11

In trying to mirror a repo to a remote server, the server is rejecting tree object 4e8f805dd45088219b5662bd3d434eb4c5428ec0. This is not a top-level tree, by the way but a subdirectory.

How can I find out which commit(s) indirectly reference that tree object so I can avoid pushing the refs that link to those commits in order to get all the rest of my repo to push properly?

Andrew Arnott
  • 77,719
  • 25
  • 129
  • 167
  • I've considered deleting the tree object then running `git fsck` hoping it would remove all references to it as part of recovery. But I don't know how to delete an object from a packfile either. – Andrew Arnott Dec 11 '16 at 15:58
  • How about finessing the problem: Use "git bisect" to find the commit that introduced the bad tree reference, and then you can git ls-tree that commit to find the bad tree. – Raymond Chen Dec 11 '16 at 18:03
  • @RaymondChen That might not work. Besides taking so long (bisect is awesome, but not so much on a tree this large) it may fail because the tree itself may fail to checkout on the relevant commit. Also, I need a "good" and a "bad" sample commit for bisect to get started, and I don't know which commit is bad. – Andrew Arnott Dec 12 '16 at 00:16

2 Answers2

16

As you noted, you just need to find the commit(s) with the desired tree. If it could be a top level tree you would need one extra test, but since it's not, you don't.

You want:

  • for some set of commits (all those reachable from a given branch name, for instance)
  • if that commit has, as a sub-tree, the target tree hash: print the commit ID

which is trivial with two Git "plumbing" commands plus grep:

#! /bin/sh
#
#  set these:
searchfor=4e8f805dd45088219b5662bd3d434eb4c5428ec0

startpoints="master"  # branch names or HEAD or whatever
# you can use rev-list limiters too, e.g., origin/master..master

git rev-list $startpoints |
    while read commithash; do
        if git ls-tree -d -r --full-tree $commithash | grep $searchfor; then
            echo " -- found at $commithash"
        fi
    done

To check top-level trees you would git cat-file -p $commithash as well and see if it has the hash in it.

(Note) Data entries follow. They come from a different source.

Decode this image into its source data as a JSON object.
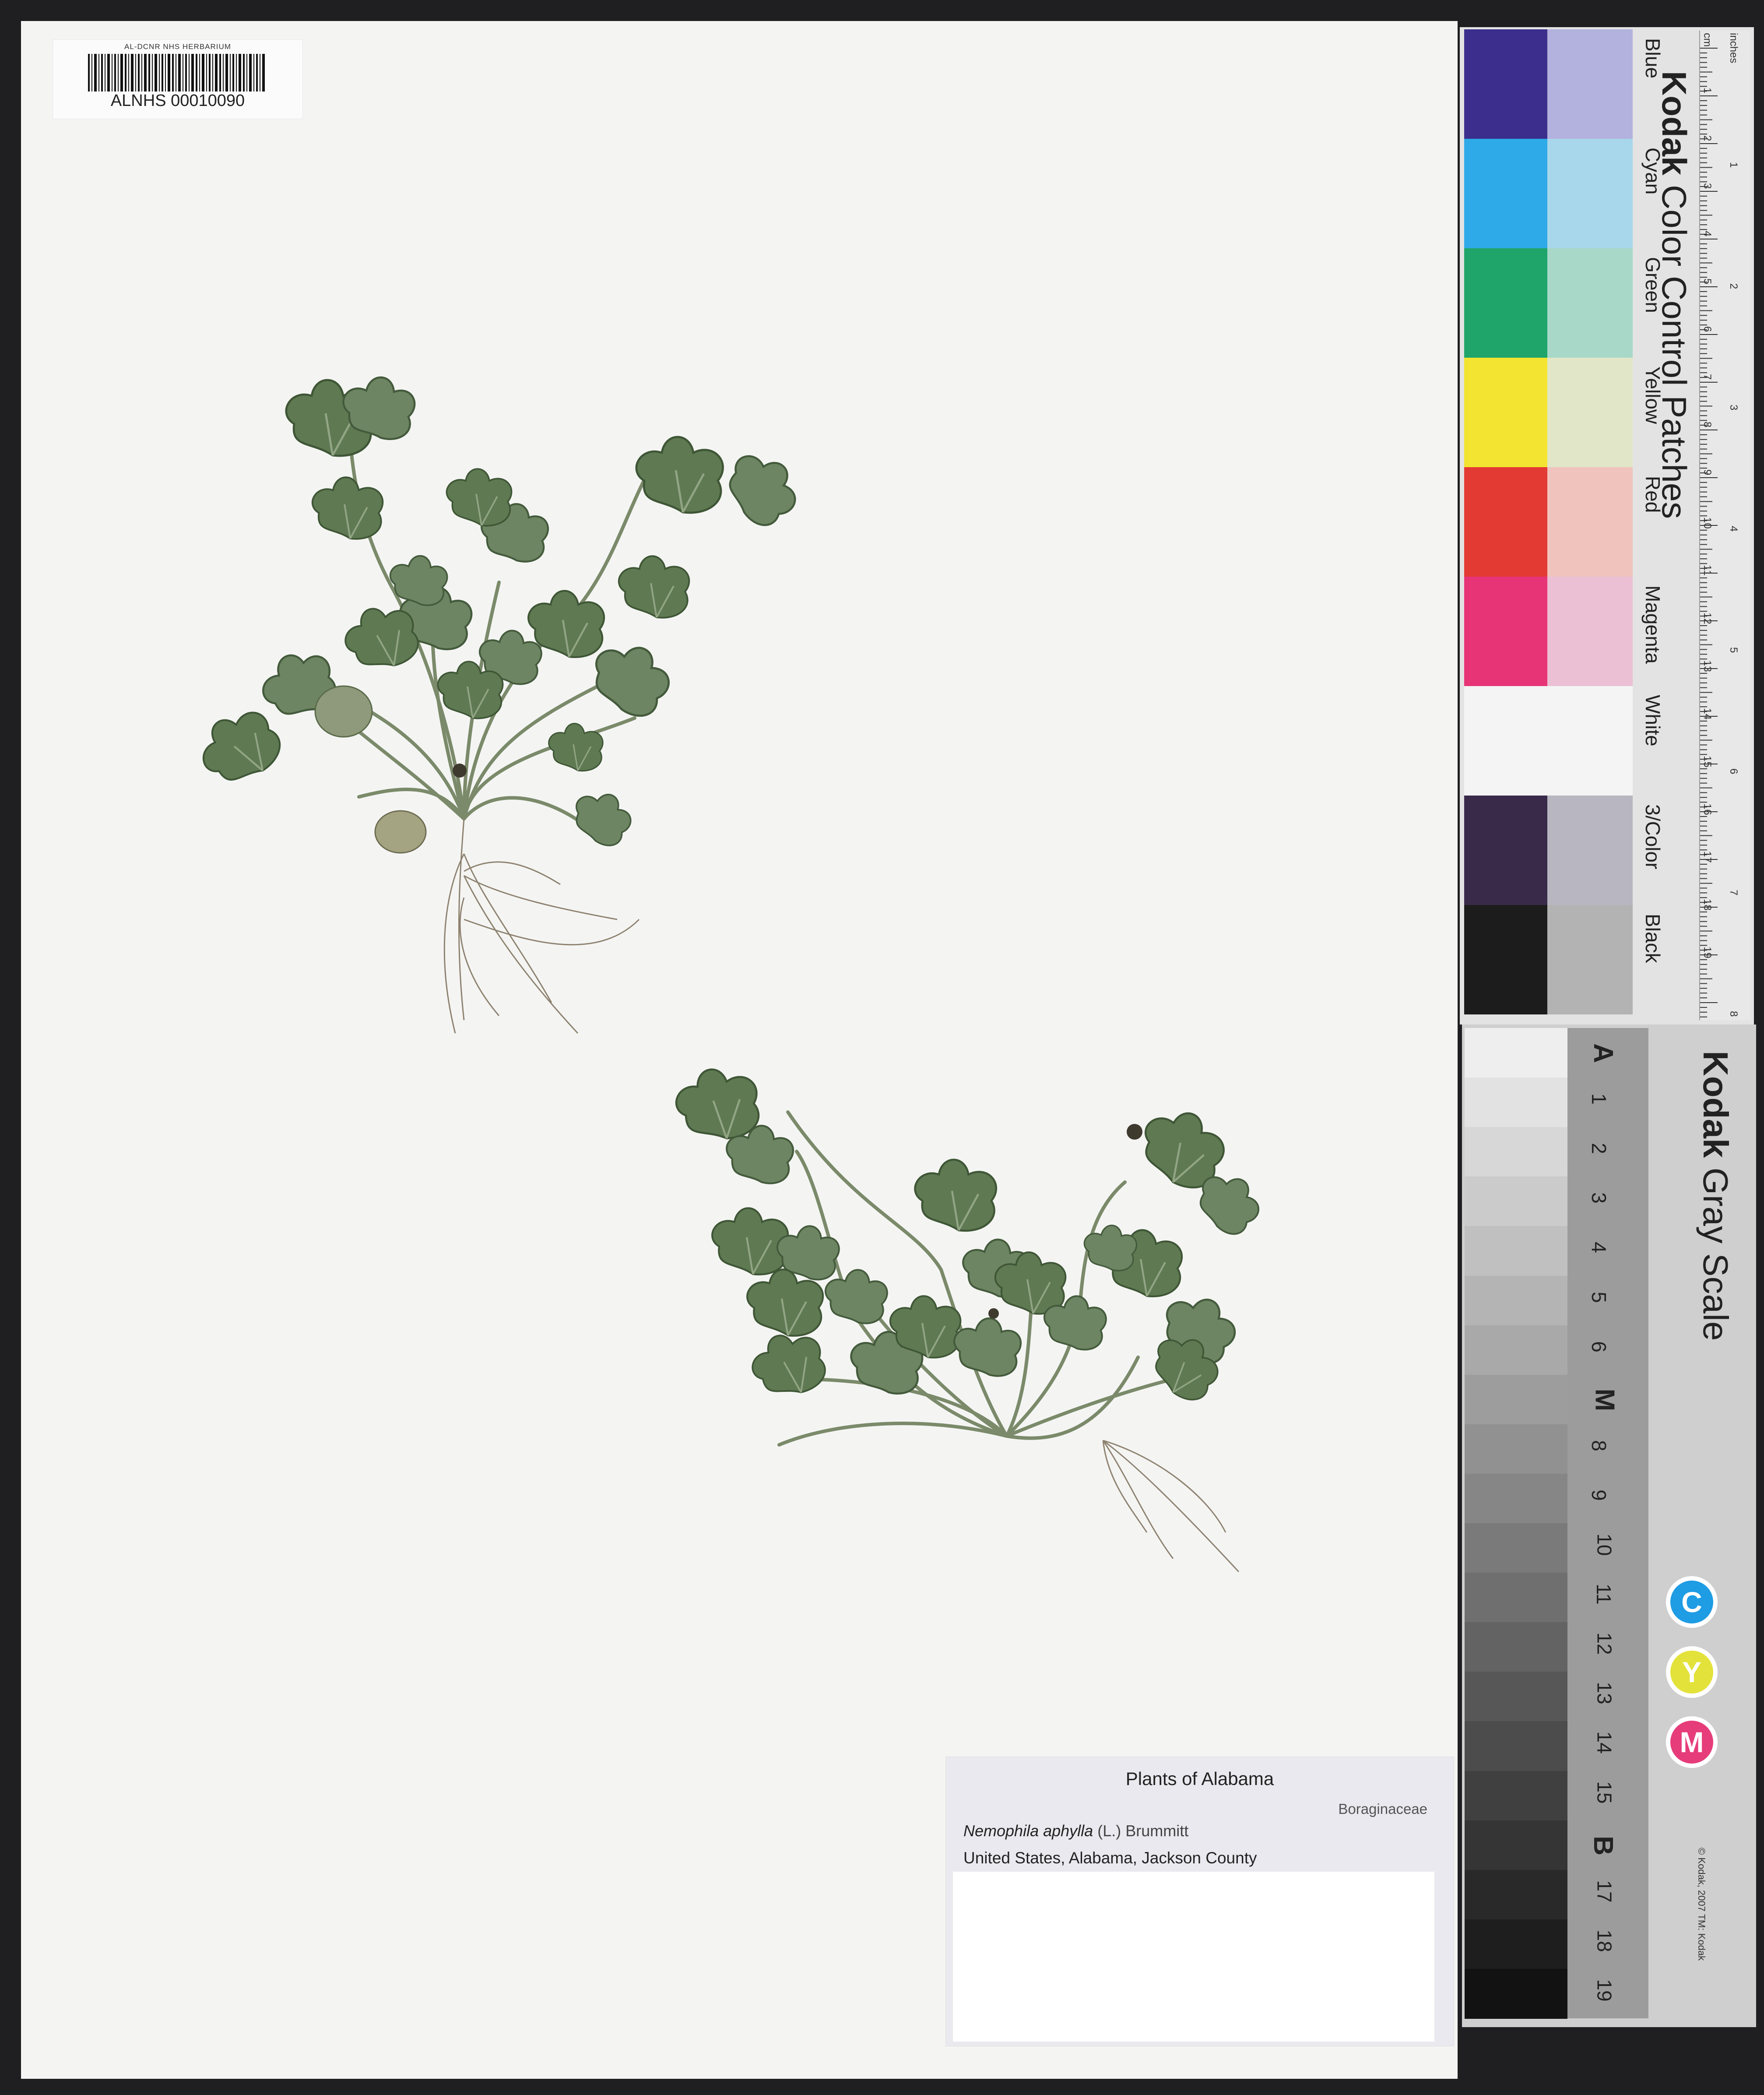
{
  "barcode": {
    "institution": "AL-DCNR NHS HERBARIUM",
    "catalog_number": "ALNHS 00010090"
  },
  "specimen_label": {
    "title": "Plants of Alabama",
    "family": "Boraginaceae",
    "taxon_name": "Nemophila aphylla",
    "taxon_author": "(L.) Brummitt",
    "locality": "United States, Alabama, Jackson County"
  },
  "color_card": {
    "brand": "Kodak",
    "title": "Color Control Patches",
    "copyright": "© Kodak, 2007  TM: Kodak",
    "patches": [
      {
        "name": "Blue",
        "dark": "#3b2e8c",
        "light": "#b3b1de"
      },
      {
        "name": "Cyan",
        "dark": "#2eaae8",
        "light": "#a8d6ea"
      },
      {
        "name": "Green",
        "dark": "#1fa56a",
        "light": "#a7d8c8"
      },
      {
        "name": "Yellow",
        "dark": "#f2e430",
        "light": "#e2e6c8"
      },
      {
        "name": "Red",
        "dark": "#e33a34",
        "light": "#f0c4bd"
      },
      {
        "name": "Magenta",
        "dark": "#e73476",
        "light": "#ebbfd4"
      },
      {
        "name": "White",
        "dark": "#f4f4f4",
        "light": "#f4f4f4"
      },
      {
        "name": "3/Color",
        "dark": "#3a2a4a",
        "light": "#b8b6c0"
      },
      {
        "name": "Black",
        "dark": "#1c1c1c",
        "light": "#b3b3b3"
      }
    ],
    "ruler_unit_top": "inches",
    "ruler_unit_cm": "cm",
    "ruler_numbers": [
      "1",
      "2",
      "3",
      "4",
      "5",
      "6",
      "7",
      "8",
      "9",
      "10",
      "11",
      "12",
      "13",
      "14",
      "15",
      "16",
      "17",
      "18",
      "19"
    ],
    "ruler_inches": [
      "1",
      "2",
      "3",
      "4",
      "5",
      "6",
      "7",
      "8"
    ]
  },
  "gray_card": {
    "brand": "Kodak",
    "title": "Gray Scale",
    "copyright": "© Kodak, 2007  TM: Kodak",
    "labels": [
      "A",
      "1",
      "2",
      "3",
      "4",
      "5",
      "6",
      "M",
      "8",
      "9",
      "10",
      "11",
      "12",
      "13",
      "14",
      "15",
      "B",
      "17",
      "18",
      "19"
    ],
    "cym": [
      {
        "letter": "C",
        "color": "#1e9ce4"
      },
      {
        "letter": "Y",
        "color": "#e3e23a"
      },
      {
        "letter": "M",
        "color": "#e63c7a"
      }
    ]
  }
}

Note that this same code will find blobs (assuming you take out the -d option from git ls-tree). However, no tree can have the ID of a blob, or vice versa. The grep will print the matching line so you'll see, e.g.:

040000 tree a3a6276bba360af74985afa8d79cfb4dfc33e337    perl/Git/SVN/Memoize
 -- found at 3ab228137f980ff72dbdf5064a877d07bec76df9

To clean this up for general use, you might want to use git cat-file -t on the search-for blob-or-tree to get its type.

torek
  • 389,216
  • 48
  • 524
  • 664
  • Thanks! This should work, albeit since I don't know which branch/tag has the bad tree, I'd have to run the whole thing in a loop over each one of my several thousand branches (it's a big repo with lots of users). So I'll have to craft some way to get a list of every single commit in the repo across branches and eliminate duplicates first. But this is a great start. – Andrew Arnott Dec 12 '16 at 00:33
  • It looks like `git rev-list` returns a set of commits for any number of refs. And it takes `--stdin` as a parameter. So I can do `git branch -r | git rev-list --stdin` and otherwise keep using your script. :) Except `git branch` adds whitespace in front of each branch name, which `git rev-list` doesn't like, so I wrote to a file, cleaned it up, then piped it into your script. Now it's very busy searching. – Andrew Arnott Dec 12 '16 at 00:42
  • I was even able to change `origin/master` to `^origin/master` to greatly cut down the number of commits since I know that the tree in question isn't anywhere on the master branch. – Andrew Arnott Dec 12 '16 at 00:43
  • 1
    `git rev-list` takes the *same* arguments as `git log`. In fact, they're basically the same command! They are built from one source file that just changes the default settings when run as `git log` vs `git rev-list`. Rev-list is intended for use in scripts, though, while log is intended for use by humans. In any case `A..B` "means" `B ^A` so `origin/master..master` and `master ^origin/master` are exactly the same thing here. In this case you can use `git rev-list --branches ^origin/master` (or maybe `--branches --tags`). – torek Dec 12 '16 at 02:50
  • So, it worked! I did find that the script subtly would only find trees that are subdirectories of the current one (as opposed to starting at the root). I had fixed that, but then it took so long to complete, and I had a pretty good idea of which directory the tree represented so I took advantage of that as an optimization. I got several commits now to work with. :) – Andrew Arnott Dec 12 '16 at 03:57
  • Oh, right, `git ls-tree` likes to start from your current subdirectory (not sure why) and we need `--full-tree` to prevent that. – torek Dec 12 '16 at 07:39
0

Variation of great answer by torek in case you want to speed things up via GNU Parallel:

#!/bin/bash    
searchfor="$1"
startpoints="${2-HEAD}"

git rev-list "$startpoints" |
    parallel "if git ls-tree -d -r --full-tree '{}' | grep '$searchfor'; then echo ' -- found at {}'; fi"
shawkinaw
  • 3,150
  • 2
  • 26
  • 30